Michael C. Smith, a partner in The Roth Firm in Marshall who represents the Singleton family on appeal, says he plans to seek an en banc rehearing at the 5th Circuit.
Smith says the decision in In Re: Volkswagen eviscerates a trial court's discretion to make rulings on venue transfer motions.
"They've set aside half a century of case law on how these decisions are made," Smith says of the judges' decision.
Smith also believes the decision ignores the intent of Congress and the federal venue statute, 28 U.S.C. §1391, which give plaintiffs a wide choice of federal forums in which to file suits.

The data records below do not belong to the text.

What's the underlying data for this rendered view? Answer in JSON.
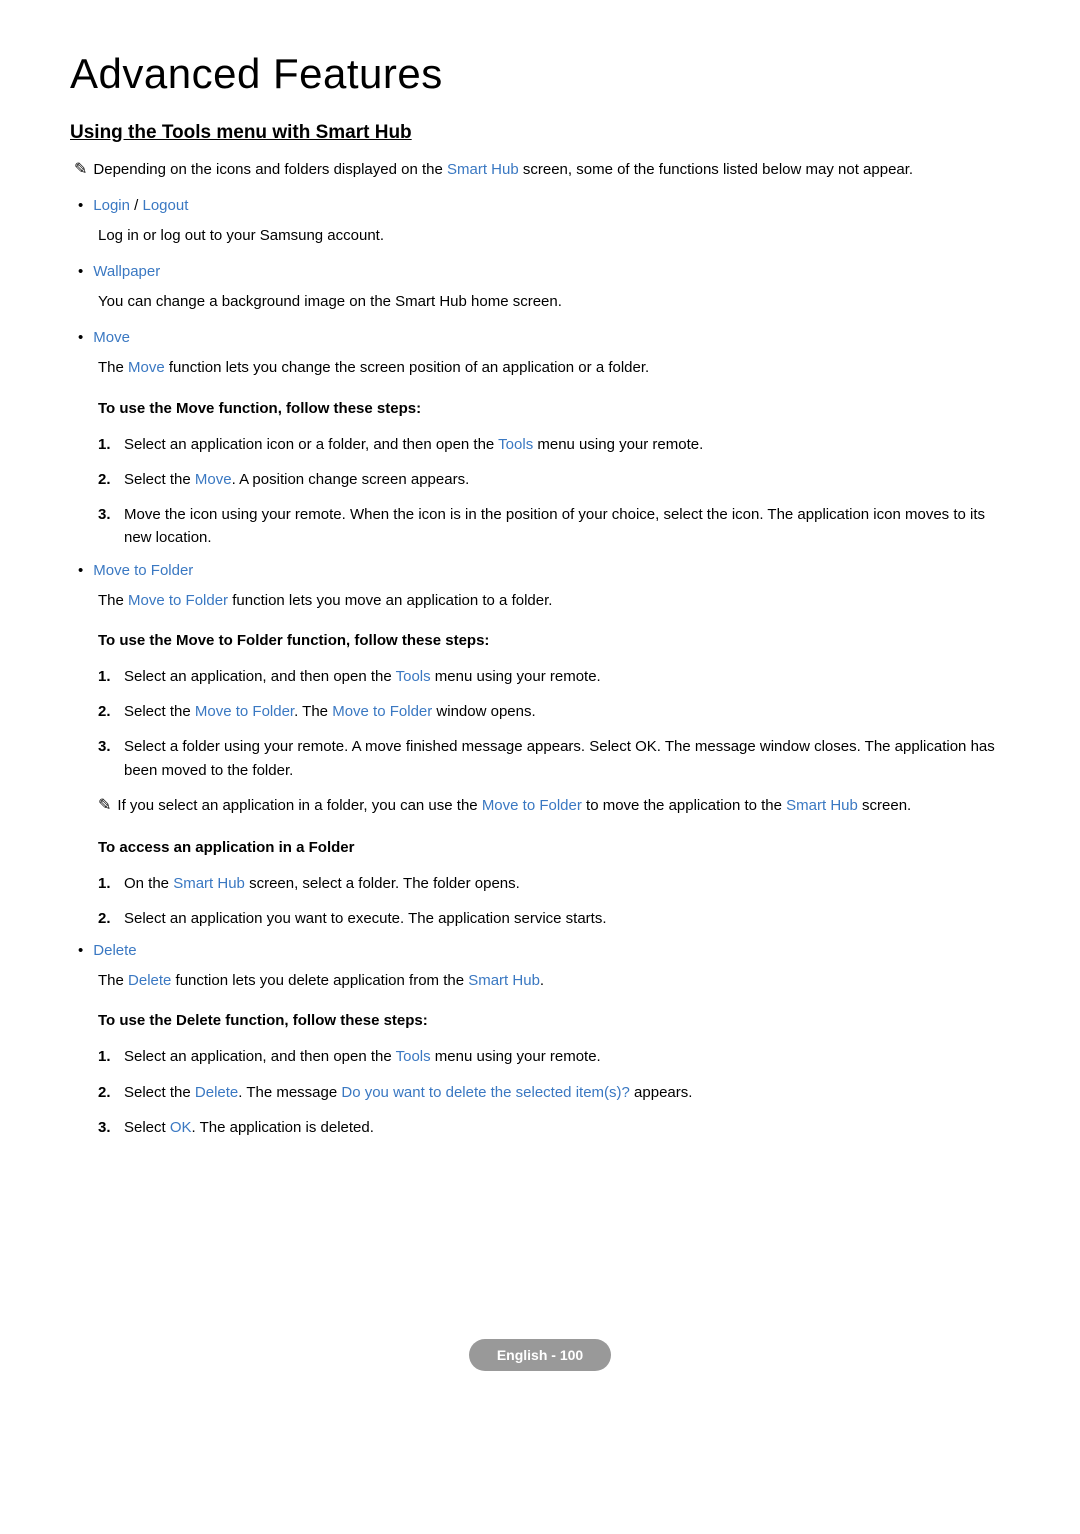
{
  "title": "Advanced Features",
  "section_title": "Using the Tools menu with Smart Hub",
  "top_note": {
    "pre": "Depending on the icons and folders displayed on the ",
    "smart_hub": "Smart Hub",
    "post": " screen, some of the functions listed below may not appear."
  },
  "login": {
    "login": "Login",
    "sep": " / ",
    "logout": "Logout",
    "desc": "Log in or log out to your Samsung account."
  },
  "wallpaper": {
    "label": "Wallpaper",
    "desc": "You can change a background image on the Smart Hub home screen."
  },
  "move": {
    "label": "Move",
    "desc_pre": "The ",
    "desc_blue": "Move",
    "desc_post": " function lets you change the screen position of an application or a folder.",
    "heading": "To use the Move function, follow these steps:",
    "steps": {
      "s1_pre": "Select an application icon or a folder, and then open the ",
      "s1_blue": "Tools",
      "s1_post": " menu using your remote.",
      "s2_pre": "Select the ",
      "s2_blue": "Move",
      "s2_post": ". A position change screen appears.",
      "s3": "Move the icon using your remote. When the icon is in the position of your choice, select the icon. The application icon moves to its new location."
    }
  },
  "mtf": {
    "label": "Move to Folder",
    "desc_pre": "The ",
    "desc_blue": "Move to Folder",
    "desc_post": " function lets you move an application to a folder.",
    "heading": "To use the Move to Folder function, follow these steps:",
    "steps": {
      "s1_pre": "Select an application, and then open the ",
      "s1_blue": "Tools",
      "s1_post": " menu using your remote.",
      "s2_pre": "Select the ",
      "s2_blue1": "Move to Folder",
      "s2_mid": ". The ",
      "s2_blue2": "Move to Folder",
      "s2_post": " window opens.",
      "s3": "Select a folder using your remote. A move finished message appears. Select OK. The message window closes. The application has been moved to the folder."
    },
    "note_pre": "If you select an application in a folder, you can use the ",
    "note_blue1": "Move to Folder",
    "note_mid": " to move the application to the ",
    "note_blue2": "Smart Hub",
    "note_post": " screen.",
    "access_heading": "To access an application in a Folder",
    "access_steps": {
      "s1_pre": "On the ",
      "s1_blue": "Smart Hub",
      "s1_post": " screen, select a folder. The folder opens.",
      "s2": "Select an application you want to execute. The application service starts."
    }
  },
  "delete": {
    "label": "Delete",
    "desc_pre": "The ",
    "desc_blue1": "Delete",
    "desc_mid": " function lets you delete application from the ",
    "desc_blue2": "Smart Hub",
    "desc_post": ".",
    "heading": "To use the Delete function, follow these steps:",
    "steps": {
      "s1_pre": "Select an application, and then open the ",
      "s1_blue": "Tools",
      "s1_post": " menu using your remote.",
      "s2_pre": "Select the ",
      "s2_blue1": "Delete",
      "s2_mid": ". The message ",
      "s2_blue2": "Do you want to delete the selected item(s)?",
      "s2_post": " appears.",
      "s3_pre": "Select ",
      "s3_blue": "OK",
      "s3_post": ". The application is deleted."
    }
  },
  "nums": {
    "n1": "1.",
    "n2": "2.",
    "n3": "3."
  },
  "footer": "English - 100",
  "note_glyph": "✎"
}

"One of the key issues is whether they can draw a bright-line test," Smith says of the 5th Circuit's 100-mile threshold rule. "It means you can only have a case heard in one division. If that's what it means, it not only eliminates the district judges' discretion but the federal venue statutes, because they provide for much broader venue."

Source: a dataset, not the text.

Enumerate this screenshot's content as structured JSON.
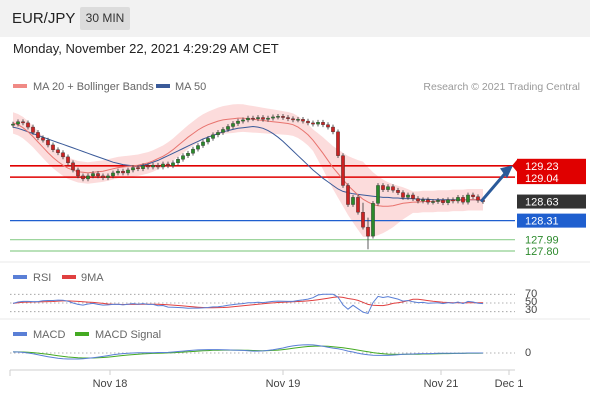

Danny Ashby, a partner in the Dallas office of Hughes & Luce who represents Volkswagen in the case, declines to comment on the ruling.
But Kurt Kern, a partner in Dallas' Hartline, Dacus, Barger, Dreyer & Kern who defends companies in product liability suits in the Eastern District, says the decision in In Re: Volkswagen is the best guidance the 5th Circuit has given federal trial judges on venue transfer motions in a long time.
"To me, the most important factor that kind of goes hand in glove with the 100-mile radius is the effort by the 5th Circuit to point out that there should be a localized interest in the dispute," Kern says.
"I think the plaintiff still has the right to select venue, but it's not an unfettered selection or one that is entitled to absolute selection," Kern adds. "The 5th Circuit just pointed out that there needs to be a balance."
POPULAR FORUM
For years, the Eastern District has been a popular place for out-of-district litigants to file product liability and other tort suits.
According to 2006 docket statistics for the Eastern District compiled by the Administrative Office of U.S. Courts -- the most recent figures available -- product liability and personal injury suits are the second most common civil filings in the district, after prisoners' civil-rights suits. Excluding prisoners' suits, of the 1,725 civil cases pending in the Eastern District last year, 318 cases, about 18 percent, were product liability suits or personal-injury cases. That percentage is the highest among all of Texas' four federal districts.
One of the reasons the Eastern District is such a popular venue for product liability suits is because the district's judges dispose of complex litigation efficiently, says Matt Orwig, managing partner of the Dallas office of Sonnenschein Nath & Rosenthal.
Orwig, a former U.S. Attorney for the Eastern District, says in a roundabout way, in In Re: Volkswagen the 5th Circuit recognizes the Eastern District's popularity by clamping down on out-of-district litigants who want to have their tort suits tried there.
Notes Orwig, "I think this is a real clear symbol that the 5th Circuit is going to be more proactive -- some would say activist -- in defining the limits of venue."